Africa’s diverse growth paths
While Africa’s collective long-term prospects are strong, the growth trajectories of its individual countries will differ. Economists have traditionally grouped them by region, language, or income level. We take another approach, classifying 26 of the continent’s largest countries5according to their levels of economic diversification and exports per capita. This approach highlights progress toward two related objectives:
1. Diversifying the economy. In the shift from agrarian to urban economies, multiple sectors contribute to growth. The share of GDP contributed by agriculture and natural resources shrinks with the expansion of the manufacturing and service sectors, which create jobs and lift incomes, raising domestic demand. On average, each 15 percent increase in manufacturing and services as a portion of GDP is associated with a doubling of income per capita.

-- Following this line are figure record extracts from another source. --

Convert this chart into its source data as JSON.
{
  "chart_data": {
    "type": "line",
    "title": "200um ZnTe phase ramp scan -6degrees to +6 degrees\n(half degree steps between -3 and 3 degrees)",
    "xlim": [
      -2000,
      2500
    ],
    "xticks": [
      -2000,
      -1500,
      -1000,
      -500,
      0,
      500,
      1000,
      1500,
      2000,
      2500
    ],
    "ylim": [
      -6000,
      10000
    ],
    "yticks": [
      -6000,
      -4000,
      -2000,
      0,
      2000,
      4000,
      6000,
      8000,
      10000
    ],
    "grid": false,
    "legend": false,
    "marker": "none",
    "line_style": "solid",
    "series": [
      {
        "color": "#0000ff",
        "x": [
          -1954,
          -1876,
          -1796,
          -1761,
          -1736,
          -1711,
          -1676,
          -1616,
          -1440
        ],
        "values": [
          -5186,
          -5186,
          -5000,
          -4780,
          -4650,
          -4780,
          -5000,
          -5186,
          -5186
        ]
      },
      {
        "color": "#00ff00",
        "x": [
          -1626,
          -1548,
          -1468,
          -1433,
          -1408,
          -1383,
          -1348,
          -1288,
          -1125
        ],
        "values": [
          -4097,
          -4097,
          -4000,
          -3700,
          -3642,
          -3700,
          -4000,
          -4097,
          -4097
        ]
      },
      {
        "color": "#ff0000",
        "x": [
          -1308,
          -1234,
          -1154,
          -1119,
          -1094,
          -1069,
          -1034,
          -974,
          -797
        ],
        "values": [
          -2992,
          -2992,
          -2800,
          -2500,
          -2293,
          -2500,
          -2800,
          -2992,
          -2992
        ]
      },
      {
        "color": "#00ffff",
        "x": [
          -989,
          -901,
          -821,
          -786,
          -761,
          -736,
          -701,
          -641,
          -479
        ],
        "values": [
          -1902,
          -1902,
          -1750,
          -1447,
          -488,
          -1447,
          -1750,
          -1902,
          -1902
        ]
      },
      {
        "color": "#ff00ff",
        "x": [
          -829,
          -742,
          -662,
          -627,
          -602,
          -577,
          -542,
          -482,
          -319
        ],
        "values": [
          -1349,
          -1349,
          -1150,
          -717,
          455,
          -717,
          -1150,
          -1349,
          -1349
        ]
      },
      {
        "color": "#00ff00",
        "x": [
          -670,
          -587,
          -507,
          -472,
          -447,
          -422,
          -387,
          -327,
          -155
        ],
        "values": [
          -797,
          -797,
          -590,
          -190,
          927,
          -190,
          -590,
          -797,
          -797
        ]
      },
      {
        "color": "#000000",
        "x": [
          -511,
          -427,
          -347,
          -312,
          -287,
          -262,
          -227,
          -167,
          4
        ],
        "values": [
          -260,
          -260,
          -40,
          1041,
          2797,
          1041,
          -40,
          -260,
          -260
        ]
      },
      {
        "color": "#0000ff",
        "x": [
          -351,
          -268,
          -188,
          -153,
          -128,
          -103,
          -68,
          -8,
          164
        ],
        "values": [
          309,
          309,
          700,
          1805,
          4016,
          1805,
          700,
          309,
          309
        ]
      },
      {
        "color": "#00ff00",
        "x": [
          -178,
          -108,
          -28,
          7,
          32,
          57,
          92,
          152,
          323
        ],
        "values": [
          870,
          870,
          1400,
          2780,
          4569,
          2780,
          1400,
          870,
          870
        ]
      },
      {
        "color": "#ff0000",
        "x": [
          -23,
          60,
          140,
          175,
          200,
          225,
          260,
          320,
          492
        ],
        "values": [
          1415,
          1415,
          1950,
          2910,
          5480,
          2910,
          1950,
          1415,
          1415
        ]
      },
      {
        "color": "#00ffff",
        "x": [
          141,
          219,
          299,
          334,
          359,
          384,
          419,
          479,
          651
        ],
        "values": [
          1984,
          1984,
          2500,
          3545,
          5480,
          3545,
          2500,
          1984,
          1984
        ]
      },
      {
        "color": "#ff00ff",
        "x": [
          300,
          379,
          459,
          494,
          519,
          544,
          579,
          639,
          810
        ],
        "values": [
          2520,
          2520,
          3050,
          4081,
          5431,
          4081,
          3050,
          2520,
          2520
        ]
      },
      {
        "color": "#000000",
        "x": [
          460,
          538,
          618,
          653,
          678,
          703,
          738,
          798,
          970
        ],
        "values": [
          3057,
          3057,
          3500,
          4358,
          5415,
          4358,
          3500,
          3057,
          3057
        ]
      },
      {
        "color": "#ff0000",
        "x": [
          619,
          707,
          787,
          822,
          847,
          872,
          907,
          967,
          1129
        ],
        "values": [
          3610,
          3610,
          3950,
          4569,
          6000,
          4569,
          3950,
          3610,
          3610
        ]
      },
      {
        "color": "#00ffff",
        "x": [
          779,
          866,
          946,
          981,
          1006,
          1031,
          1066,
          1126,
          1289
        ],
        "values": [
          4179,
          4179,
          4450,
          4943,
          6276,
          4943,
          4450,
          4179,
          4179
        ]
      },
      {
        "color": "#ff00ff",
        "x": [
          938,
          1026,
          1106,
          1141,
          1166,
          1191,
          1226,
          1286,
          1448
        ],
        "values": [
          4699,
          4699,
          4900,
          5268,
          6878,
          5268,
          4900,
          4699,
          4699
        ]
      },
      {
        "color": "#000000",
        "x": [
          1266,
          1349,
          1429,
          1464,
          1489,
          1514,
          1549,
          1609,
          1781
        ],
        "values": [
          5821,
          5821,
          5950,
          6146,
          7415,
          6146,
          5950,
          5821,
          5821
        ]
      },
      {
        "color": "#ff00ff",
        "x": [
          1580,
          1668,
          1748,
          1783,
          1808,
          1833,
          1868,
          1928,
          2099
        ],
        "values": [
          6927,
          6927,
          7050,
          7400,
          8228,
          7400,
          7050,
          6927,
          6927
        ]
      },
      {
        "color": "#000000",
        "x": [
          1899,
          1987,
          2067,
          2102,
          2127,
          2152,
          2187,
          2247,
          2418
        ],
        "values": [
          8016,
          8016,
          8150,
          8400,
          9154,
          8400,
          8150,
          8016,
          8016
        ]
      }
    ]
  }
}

2. Boosting exports to finance investment. Emerging markets require large investments to build a modern economy’s infrastructure. Exports are the primary means to earn the hard currency for imported capital goods, which in Africa amount to roughly half of all investment. This is not to say that African countries must follow an Asian model of export-led growth and trade surpluses, but they do need exports to finance the investments required to diversify.
History shows that as countries develop, they move closer to achieving both of these objectives. Most African countries today fall into one of four broad clusters: diversified economies, oil exporters, transition economies, or pre-transition economies. Although the countries within each segment differ in many ways, their economic structures share broad similarities. Our framework is useful for understanding how growth opportunities and challenges vary across a heterogeneous continent. Although imperfect, this framework can guide business leaders and investors as they develop strategies for Africa and can provide new perspectives for its policy makers.